On-site coreflood experiments were conducted at Prudhoe Bay field, Alaska using side streams of produced water taken directly from produced water injection (PWI) lines. The objectives were to determine how rapidly the formation injection face is plugged by produced water reinjection, the location and mechanism of damage, and the impacts of bacterial growth on the extent and rate of damage.
In core tests where produced water was not filtered prior to injection, 90% permeability damage occurred within 24 hours of injection startup. This is inconsistent with field observations where injection well decline is observed to occur over weeks or months, when seen at all. Field observations are consistent with previously-described (growing) thermal fractures that dominate injection performance, thereby minimizing deleterious effects of sand face plugging.
In core tests where produced water was filtered, little damage was observed; this demonstrates that removable components in produced water are responsible for face damage.
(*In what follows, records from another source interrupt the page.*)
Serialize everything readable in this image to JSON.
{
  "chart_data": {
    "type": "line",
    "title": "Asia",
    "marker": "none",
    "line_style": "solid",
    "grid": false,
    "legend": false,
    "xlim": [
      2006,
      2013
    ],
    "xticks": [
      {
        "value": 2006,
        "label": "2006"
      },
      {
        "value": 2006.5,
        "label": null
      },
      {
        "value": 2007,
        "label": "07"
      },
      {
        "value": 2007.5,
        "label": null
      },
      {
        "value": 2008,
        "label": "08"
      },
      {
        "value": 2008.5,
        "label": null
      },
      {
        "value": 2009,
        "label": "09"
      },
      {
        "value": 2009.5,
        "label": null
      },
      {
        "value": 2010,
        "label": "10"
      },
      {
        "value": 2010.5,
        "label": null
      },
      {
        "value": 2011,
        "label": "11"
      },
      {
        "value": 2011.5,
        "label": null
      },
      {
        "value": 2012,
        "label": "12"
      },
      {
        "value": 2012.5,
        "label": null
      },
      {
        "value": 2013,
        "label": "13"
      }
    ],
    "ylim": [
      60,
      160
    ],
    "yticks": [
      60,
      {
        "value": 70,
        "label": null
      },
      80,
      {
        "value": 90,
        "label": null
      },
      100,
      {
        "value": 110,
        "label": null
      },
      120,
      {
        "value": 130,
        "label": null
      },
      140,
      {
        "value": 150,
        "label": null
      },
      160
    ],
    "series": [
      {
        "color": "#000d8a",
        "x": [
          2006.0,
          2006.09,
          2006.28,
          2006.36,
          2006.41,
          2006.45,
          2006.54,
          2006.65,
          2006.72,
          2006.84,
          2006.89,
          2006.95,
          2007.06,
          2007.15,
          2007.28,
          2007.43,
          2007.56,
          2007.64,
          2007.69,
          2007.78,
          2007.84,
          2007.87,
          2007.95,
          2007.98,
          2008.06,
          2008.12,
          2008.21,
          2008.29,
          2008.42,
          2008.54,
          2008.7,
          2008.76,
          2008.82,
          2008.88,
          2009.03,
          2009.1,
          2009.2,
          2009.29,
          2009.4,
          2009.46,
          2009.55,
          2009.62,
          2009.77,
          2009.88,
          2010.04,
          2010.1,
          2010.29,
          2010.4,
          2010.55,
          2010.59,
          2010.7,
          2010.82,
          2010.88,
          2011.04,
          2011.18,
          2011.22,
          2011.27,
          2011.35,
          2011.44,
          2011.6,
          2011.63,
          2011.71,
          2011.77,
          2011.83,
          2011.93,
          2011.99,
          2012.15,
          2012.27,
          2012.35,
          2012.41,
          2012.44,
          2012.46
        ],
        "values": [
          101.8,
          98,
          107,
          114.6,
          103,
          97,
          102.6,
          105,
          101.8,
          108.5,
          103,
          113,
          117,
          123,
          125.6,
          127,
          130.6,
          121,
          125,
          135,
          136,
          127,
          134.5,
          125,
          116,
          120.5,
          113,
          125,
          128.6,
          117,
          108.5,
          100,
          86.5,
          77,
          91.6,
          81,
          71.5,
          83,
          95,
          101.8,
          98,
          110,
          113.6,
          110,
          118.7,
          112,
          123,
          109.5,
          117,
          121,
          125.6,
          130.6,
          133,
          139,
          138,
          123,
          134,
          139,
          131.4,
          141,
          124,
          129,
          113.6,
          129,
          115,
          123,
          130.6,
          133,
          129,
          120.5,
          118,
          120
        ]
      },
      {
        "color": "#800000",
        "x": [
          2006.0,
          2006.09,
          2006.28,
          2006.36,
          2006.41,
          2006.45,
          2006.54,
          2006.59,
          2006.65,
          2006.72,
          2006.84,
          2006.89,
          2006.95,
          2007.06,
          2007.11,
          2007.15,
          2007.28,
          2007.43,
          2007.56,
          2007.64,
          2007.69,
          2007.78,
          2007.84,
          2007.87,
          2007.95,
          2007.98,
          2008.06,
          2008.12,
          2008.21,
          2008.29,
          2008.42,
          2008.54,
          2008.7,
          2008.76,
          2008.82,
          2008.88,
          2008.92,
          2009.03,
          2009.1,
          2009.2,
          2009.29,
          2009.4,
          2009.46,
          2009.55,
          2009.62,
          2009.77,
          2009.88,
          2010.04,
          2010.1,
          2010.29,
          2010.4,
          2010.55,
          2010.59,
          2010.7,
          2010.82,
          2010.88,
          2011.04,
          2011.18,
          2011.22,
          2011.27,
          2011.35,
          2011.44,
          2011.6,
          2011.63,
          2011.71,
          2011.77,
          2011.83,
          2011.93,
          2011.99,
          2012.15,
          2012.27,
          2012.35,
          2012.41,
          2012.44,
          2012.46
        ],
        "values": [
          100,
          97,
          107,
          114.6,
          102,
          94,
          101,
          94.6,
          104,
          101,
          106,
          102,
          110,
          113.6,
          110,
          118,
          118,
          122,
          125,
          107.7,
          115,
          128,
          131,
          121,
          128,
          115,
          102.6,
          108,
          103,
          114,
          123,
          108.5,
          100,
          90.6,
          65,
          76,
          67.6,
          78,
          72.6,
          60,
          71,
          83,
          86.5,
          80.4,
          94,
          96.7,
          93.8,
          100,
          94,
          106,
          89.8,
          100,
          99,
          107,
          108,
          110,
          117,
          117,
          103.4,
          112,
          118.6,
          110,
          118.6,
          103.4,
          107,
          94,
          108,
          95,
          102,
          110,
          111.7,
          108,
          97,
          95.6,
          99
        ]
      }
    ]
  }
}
However, when cores were first inoculated with bacteria-laden water and then flooded for several days with filtered produced water, deep damage (inches) was seen. This suggests PWI wells can suffer injectivity damage over time due to bacterial growth.
Once damage had occurred, addition of biocide did not restore permeability.
Produced water handling has become a major effort of all waterflood operations. With increasing environmental regulations, more and more produced water is being re-injected. Injectivity decline in PWI wells is a major concern; many studies are ongoing to try to understand the damage mechanisms.
Prudhoe Bay (PB) produced water contains a large number of suspended solid and oil droplets and was found to be more difficult to reinject than filtered sea water1.
Bacterial growth in PB PWI systems was suspected to cause further problems. Bacteria can produce exopolysaccarides which coalesce to form a confluent biofilm2. Oil and solid partides entrained in the PWI water can also be trapped by the developing bacterial biofilm to significantly accelerate water injectivity decline rates3. Furthermore, biofilm growth in surface facilities can interfere with separator and gas flotation cell performance, resulting in increased oil-in-water carryovers. The SRB growth in biofilm can also generate H2S gas which reacts with dissolved iron to precipitate iron sulfide, increasing solid particle loading in the injection water.